At Vatican II Catholic Action was confirmed and given greater emphasis. As the vast majority of the “pilgrim people of God”, lay people were no longer seen as somehow “second class citizens” but as sharing fully in the ministry of the Church, in and through the work they did and particularly through the witness of Christian marriage.
In Apostolicam Actuositatem (1965), the Decree on the Apostolate of the Laity, the Council declared the lay vocation, present from earliest times, essential to the Church’s mission. Not only was this necessary due to priest shortages and the growing autonomy of many sectors of society, it was important and good thing in itself!
Lay people were to be evangelisers in what is called the “apostolate of like towards like” for “[t]here the witness of their life is completed by the witness of their word” (Apostolicam Actuositatem,13): doctors with doctors, intellectuals with intellectuals, plumbers with plumbers, home-makers with home-makers, to name but a few.
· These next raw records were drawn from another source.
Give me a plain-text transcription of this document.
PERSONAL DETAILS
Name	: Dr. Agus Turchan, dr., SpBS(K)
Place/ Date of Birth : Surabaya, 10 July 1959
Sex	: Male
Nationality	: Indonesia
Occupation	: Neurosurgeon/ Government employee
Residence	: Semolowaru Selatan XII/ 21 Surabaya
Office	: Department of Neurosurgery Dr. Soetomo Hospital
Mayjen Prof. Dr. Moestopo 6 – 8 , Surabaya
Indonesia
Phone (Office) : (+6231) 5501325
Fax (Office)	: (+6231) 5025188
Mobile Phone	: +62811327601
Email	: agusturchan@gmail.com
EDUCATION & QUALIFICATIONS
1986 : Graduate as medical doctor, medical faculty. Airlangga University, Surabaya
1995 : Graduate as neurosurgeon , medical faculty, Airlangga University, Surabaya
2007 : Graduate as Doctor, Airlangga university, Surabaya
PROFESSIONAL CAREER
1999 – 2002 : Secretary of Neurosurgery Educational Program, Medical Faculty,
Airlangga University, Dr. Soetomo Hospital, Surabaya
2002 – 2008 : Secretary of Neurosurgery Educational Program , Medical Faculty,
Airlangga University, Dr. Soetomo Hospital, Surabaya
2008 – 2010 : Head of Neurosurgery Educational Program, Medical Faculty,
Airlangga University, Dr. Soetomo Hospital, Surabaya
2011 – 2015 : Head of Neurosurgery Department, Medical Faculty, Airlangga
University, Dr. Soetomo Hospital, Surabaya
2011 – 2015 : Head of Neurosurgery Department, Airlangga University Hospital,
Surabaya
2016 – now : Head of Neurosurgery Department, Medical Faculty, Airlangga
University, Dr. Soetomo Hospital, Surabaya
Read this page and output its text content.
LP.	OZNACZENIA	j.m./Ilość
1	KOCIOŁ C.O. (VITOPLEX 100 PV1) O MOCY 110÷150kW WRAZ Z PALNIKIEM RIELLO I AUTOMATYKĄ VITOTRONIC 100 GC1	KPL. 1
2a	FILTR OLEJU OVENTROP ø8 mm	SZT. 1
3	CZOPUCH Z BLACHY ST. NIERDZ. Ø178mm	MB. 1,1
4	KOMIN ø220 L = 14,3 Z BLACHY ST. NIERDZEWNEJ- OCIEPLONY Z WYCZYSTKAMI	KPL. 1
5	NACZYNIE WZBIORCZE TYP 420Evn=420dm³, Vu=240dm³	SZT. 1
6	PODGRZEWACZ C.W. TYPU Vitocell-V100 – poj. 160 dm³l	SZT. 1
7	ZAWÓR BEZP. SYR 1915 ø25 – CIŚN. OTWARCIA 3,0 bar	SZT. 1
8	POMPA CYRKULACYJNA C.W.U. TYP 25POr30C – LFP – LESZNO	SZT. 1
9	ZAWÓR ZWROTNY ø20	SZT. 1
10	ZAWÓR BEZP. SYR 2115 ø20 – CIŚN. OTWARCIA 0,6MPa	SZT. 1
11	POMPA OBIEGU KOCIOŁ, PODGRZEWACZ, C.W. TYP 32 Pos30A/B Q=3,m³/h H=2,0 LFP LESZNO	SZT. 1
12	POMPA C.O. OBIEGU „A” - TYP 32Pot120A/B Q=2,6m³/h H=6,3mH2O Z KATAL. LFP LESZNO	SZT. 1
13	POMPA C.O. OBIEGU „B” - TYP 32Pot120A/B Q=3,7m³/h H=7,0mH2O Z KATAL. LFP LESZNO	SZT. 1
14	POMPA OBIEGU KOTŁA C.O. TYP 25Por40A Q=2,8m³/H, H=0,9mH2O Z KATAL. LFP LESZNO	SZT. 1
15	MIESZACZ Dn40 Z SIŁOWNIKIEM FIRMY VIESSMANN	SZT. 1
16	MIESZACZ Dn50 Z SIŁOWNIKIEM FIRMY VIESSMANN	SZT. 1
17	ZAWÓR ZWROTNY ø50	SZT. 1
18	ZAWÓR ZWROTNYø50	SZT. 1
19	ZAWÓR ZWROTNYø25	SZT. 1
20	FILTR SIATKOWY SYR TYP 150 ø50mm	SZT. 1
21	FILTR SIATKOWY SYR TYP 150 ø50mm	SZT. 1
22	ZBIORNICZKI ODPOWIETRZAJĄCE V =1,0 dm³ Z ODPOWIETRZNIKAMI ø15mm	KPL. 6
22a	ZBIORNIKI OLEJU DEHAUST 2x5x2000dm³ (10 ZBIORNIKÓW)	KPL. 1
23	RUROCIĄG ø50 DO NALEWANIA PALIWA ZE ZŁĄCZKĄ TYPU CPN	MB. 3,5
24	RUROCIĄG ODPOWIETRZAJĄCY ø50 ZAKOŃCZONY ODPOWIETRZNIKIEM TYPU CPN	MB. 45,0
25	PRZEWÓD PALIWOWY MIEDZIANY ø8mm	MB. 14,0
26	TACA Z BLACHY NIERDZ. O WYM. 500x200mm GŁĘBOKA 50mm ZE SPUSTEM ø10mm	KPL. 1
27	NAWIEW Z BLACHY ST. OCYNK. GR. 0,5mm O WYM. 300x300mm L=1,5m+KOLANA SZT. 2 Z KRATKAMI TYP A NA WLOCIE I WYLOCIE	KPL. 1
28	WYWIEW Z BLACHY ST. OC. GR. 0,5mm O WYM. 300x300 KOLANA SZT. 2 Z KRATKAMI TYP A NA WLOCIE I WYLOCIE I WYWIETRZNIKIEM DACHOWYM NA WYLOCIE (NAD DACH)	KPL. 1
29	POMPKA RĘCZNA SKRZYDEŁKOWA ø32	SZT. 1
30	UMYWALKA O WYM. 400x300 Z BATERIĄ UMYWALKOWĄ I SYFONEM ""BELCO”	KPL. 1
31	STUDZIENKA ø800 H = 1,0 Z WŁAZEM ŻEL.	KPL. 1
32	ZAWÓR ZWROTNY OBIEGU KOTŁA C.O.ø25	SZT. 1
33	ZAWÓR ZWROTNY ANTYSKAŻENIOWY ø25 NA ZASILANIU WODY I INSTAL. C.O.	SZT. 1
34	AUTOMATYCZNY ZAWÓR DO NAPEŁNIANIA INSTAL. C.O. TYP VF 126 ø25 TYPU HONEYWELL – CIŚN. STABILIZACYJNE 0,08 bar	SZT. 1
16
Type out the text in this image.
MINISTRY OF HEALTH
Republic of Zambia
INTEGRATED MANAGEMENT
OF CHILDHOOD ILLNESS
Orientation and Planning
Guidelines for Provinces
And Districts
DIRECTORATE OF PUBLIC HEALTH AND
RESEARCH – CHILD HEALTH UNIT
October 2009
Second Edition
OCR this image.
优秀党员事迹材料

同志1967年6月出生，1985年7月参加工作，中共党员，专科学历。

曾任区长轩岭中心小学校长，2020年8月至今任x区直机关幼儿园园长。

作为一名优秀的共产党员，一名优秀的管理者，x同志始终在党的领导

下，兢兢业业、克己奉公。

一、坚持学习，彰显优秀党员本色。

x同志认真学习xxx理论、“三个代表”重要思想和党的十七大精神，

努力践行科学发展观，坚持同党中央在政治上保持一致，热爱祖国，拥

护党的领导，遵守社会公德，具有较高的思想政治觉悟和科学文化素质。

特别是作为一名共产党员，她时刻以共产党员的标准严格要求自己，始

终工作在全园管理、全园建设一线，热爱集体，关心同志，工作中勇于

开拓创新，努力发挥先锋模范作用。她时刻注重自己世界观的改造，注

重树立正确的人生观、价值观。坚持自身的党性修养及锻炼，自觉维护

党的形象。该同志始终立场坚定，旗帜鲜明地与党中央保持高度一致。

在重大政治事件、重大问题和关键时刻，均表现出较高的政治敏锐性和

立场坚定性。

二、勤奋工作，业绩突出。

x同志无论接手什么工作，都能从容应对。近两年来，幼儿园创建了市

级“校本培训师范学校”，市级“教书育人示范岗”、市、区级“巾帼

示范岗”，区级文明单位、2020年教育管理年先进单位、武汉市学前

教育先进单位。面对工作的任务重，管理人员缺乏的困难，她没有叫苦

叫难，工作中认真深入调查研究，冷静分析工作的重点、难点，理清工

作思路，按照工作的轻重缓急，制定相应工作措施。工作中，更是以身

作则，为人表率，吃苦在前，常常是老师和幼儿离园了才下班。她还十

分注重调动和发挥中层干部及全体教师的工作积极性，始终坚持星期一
Lived experience outside that of priests and religious was the basis on which laity could connect with those in need of evangelisation on their own terms.
The Council was emphatic that laity could and should engage in the public square. The “political vocation” was not in most circumstances appropriate to priests and religious. In many countries clergy were prohibited from holding political office anyway.
While the Church was not wedded to any particular ideology, the Council recognised that the Church had a duty to speak out on issues that concerned the common good of humankind. Well-formed lay people could and should bring the insights of their faith into the political arena.
The Council noted too that prayer was essential for all Christians, though it should be adapted to circumstances that made it appropriate.
One of the outcomes of the Council in this area was the renewed enthusiasm of Catholics for retreats, spiritual direction and parish missions. The diversity of spirituality one sees today—from the revival of traditional practices through to the thoroughly postmodern!—can be seen as a fruit of the renewal of the laity in the Church. However it’s done, the fact that people are praying should welcomed.
In addition, the Constitution on the Liturgy, Sacrosanctum Consilium (1963), emphasised that worship was not the preserve of the clergy, but of the whole assembly.
The Belgian-born theologian Edward Schillebeeckx OP noted, it “broke the clergy’s monopoly on the liturgy…Whereas it was formerly the priest’s affair, with the faithful no more than his clientele, the Council regard[ed] not only the priest but the entire Christian community, God’s people, as the subject of the liturgical celebration.”
As in the ancient Church, lay people were now participants encouraged to participate in various ministries: lector, acolyte and extraordinary minister of Communion. Indeed, as time passed and with the priest shortage growing acute, many would even be trained as leaders of “Communion services” where priests were unavailable.
The laity has started to come into its own. Laity have become leaders in the Church, many of them challenging the residue of clericalism that many Council Fathers like Emile De Smedt and Leo-Joseph Suenens decried.
This has made many clergy and laity uneasy. But ultimately it has led to a revitalisation of the Church, a Church where one can say with confidence: “We are all Church”.